Ce fut d’ailleurs, l’essentiel du propos qu’il développa dans cet article, traduit par les services de l’armée française[7], et dont la finalité était de restituer dans sa plénitude, la place de l’Association des Oulémas dans le combat contre le colonialisme français. Le Cheikh El Ibrahimi rappela la doxa sur laquelle reposait le système colonial qui privait l’Algérien de l’exercice de sa religion et de sa langue, et la lutte ne fut finalement possible que grâce à cette réappropriation de sa culture arabo-islamique et de son histoire par la jeunesse algérienne dans les écoles même des Oulémas. Le Cheikh El Ibrahimi préconisait un arabisme de combat  dont la finalité ne pouvait être qu’unitaire scellant définitivement  les destinées du Maghreb et du Machreq. Cette perspective unitaire demeurait la seule option  pour ainsi mettre en déroute les manœuvres du colonialisme français au Maghreb.

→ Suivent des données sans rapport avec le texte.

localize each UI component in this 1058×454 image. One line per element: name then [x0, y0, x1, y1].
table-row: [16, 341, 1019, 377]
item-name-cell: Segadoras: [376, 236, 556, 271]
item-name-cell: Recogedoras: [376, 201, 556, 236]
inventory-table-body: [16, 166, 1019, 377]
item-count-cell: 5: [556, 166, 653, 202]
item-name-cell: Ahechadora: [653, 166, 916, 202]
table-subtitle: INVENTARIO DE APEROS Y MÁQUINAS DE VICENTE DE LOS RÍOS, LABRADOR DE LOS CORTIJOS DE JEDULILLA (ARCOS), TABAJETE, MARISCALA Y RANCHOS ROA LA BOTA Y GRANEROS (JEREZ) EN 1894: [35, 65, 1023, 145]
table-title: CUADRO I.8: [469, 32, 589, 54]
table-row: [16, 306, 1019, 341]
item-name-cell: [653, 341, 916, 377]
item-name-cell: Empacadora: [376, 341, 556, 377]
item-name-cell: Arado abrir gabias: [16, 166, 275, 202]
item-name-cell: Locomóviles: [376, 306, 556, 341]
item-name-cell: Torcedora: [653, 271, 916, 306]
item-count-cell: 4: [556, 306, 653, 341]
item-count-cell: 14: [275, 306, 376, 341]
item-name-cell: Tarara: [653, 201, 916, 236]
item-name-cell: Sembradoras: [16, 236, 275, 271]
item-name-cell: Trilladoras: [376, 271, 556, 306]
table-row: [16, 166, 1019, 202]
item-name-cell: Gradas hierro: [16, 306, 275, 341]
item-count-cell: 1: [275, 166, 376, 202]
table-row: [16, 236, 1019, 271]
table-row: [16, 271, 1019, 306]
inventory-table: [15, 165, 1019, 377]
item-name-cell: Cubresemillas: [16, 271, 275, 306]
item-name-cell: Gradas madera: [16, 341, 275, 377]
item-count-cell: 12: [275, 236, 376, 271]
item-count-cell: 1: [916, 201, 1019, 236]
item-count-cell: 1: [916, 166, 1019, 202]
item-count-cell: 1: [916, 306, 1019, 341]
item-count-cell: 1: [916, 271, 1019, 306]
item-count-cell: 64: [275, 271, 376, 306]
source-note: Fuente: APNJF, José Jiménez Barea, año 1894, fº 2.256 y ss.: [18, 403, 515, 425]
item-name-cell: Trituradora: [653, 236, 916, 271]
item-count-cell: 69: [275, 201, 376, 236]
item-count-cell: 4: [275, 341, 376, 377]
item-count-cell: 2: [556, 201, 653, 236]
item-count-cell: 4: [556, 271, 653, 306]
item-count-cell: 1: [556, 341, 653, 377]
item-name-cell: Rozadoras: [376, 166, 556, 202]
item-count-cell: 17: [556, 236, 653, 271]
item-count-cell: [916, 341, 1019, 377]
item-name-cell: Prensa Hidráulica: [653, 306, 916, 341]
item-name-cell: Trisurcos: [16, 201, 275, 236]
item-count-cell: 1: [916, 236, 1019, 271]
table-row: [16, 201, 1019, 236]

[1] « Nida ila cha3b el djeza’iri el moudjahid » in Fi Qalbi El Ma’arakat, Dar El Houma, Alger, 2007
[2] FR CAOM 93/4257. Rapport du SLNA du Gouvernement Général de l’Algérie. Bulletin mensuel des questions islamiques daté de janvier 1955.
[3] FR CAOM 93/4257. Rapport du SLNA du Gouvernement Général de l’Algérie. Bulletin mensuel des questions islamiques daté de janvier 1955.
[4] FR CAOM 93/4257. Rapport du SLNA du Gouvernement Général de l’Algérie. Bulletin mensuel des questions islamiques daté de janvier 1955.
[5] Il exalta « la sainte lutte de l’Algérie arabe »  et déclara que «  la révolte ne s’arrose
[6] FR CAOM 93/4257. Allocution du Cheikh El Ibrahimi  « Les réalisations du monde musulman en un an »  à la radio « La Voix des Arabes » le 22 mai 1955 à 18h45.
[7] FR CAOM 93/4257.  Note de renseignement de l’Etat-major 2ème bureau, corps d’armée de Constantine, 10ème région militaire daté du 2 mai 1957.